Speakers’ Corner – Being Me

The finale of Apple TV’s Shrinking played this week.  As usual, it was funny and touching. The climax involved the marriage ceremony of Brian to Charlie.  The main character Jimmy officiates and gives an inspiring monologue about his late wife. 

            ‘I wouldn’t have missed a second of our marriage,’ says Jimmy, concluding by announcing them both as husband and husband.

            Both men embrace and kiss.  And to me, it represents how much our world has moved on in the 21st century.  Even more poignant was that Brian’s father was the best man.
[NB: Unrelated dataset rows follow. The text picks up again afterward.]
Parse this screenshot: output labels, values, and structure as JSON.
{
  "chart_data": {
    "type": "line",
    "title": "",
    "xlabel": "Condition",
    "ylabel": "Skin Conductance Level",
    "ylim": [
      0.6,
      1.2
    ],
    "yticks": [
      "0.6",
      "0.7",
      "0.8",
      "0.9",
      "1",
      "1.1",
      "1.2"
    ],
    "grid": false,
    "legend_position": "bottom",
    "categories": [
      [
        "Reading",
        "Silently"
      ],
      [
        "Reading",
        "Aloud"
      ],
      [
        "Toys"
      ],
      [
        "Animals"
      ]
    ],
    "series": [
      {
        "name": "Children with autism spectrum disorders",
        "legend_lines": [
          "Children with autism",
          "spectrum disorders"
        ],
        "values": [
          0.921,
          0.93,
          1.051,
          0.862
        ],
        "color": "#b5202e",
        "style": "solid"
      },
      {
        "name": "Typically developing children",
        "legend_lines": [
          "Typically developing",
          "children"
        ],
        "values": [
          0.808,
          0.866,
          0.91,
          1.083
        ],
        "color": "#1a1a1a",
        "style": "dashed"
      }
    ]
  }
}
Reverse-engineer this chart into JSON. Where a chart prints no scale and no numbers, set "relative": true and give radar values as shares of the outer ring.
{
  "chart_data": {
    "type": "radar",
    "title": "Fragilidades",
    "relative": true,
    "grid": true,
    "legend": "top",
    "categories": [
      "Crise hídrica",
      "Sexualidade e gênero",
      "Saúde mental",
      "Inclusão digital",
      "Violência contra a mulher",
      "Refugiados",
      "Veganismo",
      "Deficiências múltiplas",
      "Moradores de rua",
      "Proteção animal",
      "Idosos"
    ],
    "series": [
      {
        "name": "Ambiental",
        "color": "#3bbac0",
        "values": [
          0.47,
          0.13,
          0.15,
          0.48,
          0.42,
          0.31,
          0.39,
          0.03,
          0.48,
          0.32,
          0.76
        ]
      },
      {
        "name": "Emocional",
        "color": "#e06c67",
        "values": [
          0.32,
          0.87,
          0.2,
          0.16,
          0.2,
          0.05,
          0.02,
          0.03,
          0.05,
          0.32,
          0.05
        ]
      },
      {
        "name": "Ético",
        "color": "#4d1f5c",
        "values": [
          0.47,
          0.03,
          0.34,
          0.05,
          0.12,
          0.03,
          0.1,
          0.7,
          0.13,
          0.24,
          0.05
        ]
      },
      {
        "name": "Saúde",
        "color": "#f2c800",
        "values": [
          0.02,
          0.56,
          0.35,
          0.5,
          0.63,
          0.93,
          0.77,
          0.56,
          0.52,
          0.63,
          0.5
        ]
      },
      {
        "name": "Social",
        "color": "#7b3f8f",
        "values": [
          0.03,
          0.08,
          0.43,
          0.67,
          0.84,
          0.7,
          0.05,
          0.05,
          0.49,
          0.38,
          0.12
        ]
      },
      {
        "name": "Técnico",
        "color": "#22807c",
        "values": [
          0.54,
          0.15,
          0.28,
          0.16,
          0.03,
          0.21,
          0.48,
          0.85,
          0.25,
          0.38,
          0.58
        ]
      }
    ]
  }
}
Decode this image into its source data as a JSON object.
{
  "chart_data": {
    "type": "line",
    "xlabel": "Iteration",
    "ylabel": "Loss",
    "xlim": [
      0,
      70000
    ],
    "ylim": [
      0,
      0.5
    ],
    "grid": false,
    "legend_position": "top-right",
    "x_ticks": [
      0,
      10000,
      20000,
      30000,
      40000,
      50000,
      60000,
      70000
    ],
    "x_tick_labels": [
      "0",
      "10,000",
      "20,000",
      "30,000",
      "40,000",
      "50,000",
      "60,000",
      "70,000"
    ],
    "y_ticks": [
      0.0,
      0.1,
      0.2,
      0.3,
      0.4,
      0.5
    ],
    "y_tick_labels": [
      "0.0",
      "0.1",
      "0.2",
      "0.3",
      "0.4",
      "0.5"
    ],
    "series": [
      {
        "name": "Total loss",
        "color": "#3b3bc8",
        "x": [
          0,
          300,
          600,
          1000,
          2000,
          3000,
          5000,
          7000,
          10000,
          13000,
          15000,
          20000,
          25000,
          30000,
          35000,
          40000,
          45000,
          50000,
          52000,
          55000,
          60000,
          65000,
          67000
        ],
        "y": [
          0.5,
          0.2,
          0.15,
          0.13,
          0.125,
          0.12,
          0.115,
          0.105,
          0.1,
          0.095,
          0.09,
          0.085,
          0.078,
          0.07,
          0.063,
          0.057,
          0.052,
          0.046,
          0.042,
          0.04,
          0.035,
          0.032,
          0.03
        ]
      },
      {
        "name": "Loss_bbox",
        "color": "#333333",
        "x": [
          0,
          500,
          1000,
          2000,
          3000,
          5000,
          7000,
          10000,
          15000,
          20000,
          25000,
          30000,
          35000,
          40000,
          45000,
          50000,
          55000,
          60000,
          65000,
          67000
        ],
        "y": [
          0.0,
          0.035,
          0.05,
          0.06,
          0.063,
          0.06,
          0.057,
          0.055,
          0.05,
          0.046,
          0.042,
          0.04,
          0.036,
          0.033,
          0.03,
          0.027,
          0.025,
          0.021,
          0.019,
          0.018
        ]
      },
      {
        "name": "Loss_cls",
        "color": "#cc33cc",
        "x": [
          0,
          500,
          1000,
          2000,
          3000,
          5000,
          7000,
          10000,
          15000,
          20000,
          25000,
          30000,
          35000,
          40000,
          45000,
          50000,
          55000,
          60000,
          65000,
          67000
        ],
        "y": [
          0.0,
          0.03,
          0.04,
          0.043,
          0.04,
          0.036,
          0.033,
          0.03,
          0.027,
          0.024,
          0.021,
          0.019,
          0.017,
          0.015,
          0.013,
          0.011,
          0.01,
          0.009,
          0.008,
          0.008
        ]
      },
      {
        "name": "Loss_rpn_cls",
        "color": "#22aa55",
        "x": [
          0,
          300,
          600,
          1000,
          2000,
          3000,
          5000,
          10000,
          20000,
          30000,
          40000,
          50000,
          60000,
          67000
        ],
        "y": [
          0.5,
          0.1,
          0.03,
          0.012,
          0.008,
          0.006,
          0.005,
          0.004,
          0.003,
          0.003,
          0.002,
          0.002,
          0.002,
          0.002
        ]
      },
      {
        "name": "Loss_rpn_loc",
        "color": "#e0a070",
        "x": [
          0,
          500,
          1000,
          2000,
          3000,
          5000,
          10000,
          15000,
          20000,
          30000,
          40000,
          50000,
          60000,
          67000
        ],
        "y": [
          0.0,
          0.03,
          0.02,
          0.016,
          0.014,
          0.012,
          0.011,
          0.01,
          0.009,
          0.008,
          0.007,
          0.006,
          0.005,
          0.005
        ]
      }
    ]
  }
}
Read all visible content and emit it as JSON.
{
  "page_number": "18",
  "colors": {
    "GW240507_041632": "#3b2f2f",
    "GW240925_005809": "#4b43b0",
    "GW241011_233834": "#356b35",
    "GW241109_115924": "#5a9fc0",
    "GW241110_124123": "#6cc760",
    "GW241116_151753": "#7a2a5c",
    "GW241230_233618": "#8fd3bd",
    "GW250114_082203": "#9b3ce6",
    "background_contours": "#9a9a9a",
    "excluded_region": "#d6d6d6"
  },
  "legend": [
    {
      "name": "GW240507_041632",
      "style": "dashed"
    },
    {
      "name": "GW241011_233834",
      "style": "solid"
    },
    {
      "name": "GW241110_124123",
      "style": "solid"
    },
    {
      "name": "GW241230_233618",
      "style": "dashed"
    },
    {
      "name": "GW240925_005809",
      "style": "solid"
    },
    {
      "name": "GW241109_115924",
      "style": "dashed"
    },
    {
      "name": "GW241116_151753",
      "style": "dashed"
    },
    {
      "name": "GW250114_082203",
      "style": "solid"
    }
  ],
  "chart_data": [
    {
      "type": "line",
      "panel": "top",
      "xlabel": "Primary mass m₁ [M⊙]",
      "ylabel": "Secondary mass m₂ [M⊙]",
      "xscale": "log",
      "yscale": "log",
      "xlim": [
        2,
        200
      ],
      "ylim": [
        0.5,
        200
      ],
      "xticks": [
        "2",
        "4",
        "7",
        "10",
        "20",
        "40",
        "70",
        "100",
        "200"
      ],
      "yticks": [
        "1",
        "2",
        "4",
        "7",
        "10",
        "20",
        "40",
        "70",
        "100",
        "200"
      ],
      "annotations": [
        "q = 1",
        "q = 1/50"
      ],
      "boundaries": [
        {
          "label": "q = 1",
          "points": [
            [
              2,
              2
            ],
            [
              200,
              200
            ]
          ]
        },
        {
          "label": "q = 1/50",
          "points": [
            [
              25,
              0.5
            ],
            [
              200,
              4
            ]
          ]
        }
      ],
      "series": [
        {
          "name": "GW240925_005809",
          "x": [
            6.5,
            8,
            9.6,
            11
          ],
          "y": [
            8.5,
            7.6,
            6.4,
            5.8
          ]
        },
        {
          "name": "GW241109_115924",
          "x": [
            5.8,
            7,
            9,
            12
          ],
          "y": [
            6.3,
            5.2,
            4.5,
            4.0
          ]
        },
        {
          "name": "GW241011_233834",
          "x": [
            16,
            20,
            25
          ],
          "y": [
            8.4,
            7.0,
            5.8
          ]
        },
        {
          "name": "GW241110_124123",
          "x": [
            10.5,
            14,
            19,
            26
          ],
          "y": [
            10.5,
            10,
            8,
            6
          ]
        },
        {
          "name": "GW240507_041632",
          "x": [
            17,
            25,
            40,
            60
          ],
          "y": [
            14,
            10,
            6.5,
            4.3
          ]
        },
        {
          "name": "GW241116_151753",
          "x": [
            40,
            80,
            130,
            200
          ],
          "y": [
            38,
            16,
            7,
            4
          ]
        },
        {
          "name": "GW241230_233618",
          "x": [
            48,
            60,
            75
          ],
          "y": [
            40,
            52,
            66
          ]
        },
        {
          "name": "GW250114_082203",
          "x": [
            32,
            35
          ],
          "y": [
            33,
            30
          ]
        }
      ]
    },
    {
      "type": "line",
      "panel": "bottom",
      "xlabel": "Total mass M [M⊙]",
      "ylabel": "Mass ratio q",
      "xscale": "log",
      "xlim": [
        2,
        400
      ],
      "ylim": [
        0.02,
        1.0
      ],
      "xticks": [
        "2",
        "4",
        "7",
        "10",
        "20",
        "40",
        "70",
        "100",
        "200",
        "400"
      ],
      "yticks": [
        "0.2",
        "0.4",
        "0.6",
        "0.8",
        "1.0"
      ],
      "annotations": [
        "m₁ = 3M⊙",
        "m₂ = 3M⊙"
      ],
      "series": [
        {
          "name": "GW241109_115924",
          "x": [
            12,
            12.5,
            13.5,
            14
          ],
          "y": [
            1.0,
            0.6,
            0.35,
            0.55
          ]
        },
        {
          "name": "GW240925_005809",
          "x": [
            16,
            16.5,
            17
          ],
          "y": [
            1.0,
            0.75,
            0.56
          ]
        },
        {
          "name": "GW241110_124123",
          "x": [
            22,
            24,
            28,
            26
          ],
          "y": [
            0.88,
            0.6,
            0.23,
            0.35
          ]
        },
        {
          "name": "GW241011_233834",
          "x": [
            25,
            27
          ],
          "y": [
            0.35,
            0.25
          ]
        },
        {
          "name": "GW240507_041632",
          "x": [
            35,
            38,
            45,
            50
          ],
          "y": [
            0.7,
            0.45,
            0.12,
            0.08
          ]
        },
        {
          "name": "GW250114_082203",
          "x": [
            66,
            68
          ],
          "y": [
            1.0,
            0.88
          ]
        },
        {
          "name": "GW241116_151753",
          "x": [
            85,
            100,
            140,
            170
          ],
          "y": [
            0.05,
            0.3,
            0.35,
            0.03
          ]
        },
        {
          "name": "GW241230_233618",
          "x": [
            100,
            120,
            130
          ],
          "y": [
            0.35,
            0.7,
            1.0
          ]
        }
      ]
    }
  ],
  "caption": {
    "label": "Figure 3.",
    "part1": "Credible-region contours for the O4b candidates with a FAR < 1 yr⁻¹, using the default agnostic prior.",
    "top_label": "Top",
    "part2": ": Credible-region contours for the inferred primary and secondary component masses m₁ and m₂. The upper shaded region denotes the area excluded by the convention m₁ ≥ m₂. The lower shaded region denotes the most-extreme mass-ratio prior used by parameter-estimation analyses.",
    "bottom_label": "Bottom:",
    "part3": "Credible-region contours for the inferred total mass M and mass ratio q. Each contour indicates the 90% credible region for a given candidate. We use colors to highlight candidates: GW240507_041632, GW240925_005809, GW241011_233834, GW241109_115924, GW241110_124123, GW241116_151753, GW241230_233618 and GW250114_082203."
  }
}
So, I would like to discuss Being Me this week at Speakers Corner.

            Despite legislators’ progress to create accepting and diverse societies, there is a reactionary and vocal chorus howling from the sidelines.  In Scotland, it came from the Gender Recognition Registration Act that passed through the Scottish Parliament at Holyrood.  It’s now been blocked by the Westminster Government.   This is not the forum to get into the detail of the act, as there are passionately held views on either side.  There are some genuine worries about women’s safety, but these were dealt with during the passage of the bill, and these objections seem fuelled by anger, mostly anonymous on Twitter.  The discussion is no longer about the needs of a victimized minority but of right-wing men claiming this ‘culture war.’

            And this was the mood music, no doubt when homosexuality was legalised in the UK in 1967, when same-sex marriage was enacted in Scotland in 2014, and when the UK Tory government passed a law banning the teaching of LGBT+ rights in schools in 1988. The intention was to prohibit the promotion of homosexuality by local authorities.  The Scottish parliament rescinded the law in 2000 but not without a vicious campaign full of vitriol.

            Yet, mainstream entertainment now celebrates and embraces this diversity.  Perhaps, it’s time for our politicians to do the same and move on.  More compassion, acceptance, and understanding, please.

            Being Me, for all of us, can be difficult.  The roles you lead in life change through time.  And I’m no different; my attitudes have been formed and altered with societal changes, and I’m the better.  We all need space to be who we are.  More importantly, we need to give people the freedom to live as they want to.  In my business career, I completed and received many performance appraisals.  I developed an understanding of the support required to make them effective.  My mantra evolved through the years.  People’s strengths can be their weaknesses, and their weaknesses can be their strengths.  I mean that you won’t change behaviours, but with good coaching, you might help an individual recognise patterns that make achieving the task difficult.  Self-awareness and understanding are nirvana.

            And those were lessons that I had to learn myself quickly.  I was a demanding and goal-driven manager.  I didn’t suffer fools.  I was successful, but there were often casualties left in my wake.   Then, I had an appraisal with my boss one day.

            ‘You know, I don’t think you know how you come across to your staff?’ he said.

            I gave him a worried look, ’what do you mean?’

            ‘You always see the wrong in people, not the right.’

            ‘What do you mean?’

            ‘Start searching for the positive in your staff, not what they can’t do, what they’re failing to achieve.  Start seeing what they can do and what they can deliver, and concentrate your energies on what you can do to make them more effective from that point of view.  I can guarantee they will respond and make you more effective.’

It was a life lesson I’ve never forgotten. I want to see the best in people. I can’t say I manage to be that perfect human being, but I try.

Perhaps it’s time that those that lead our country did the same.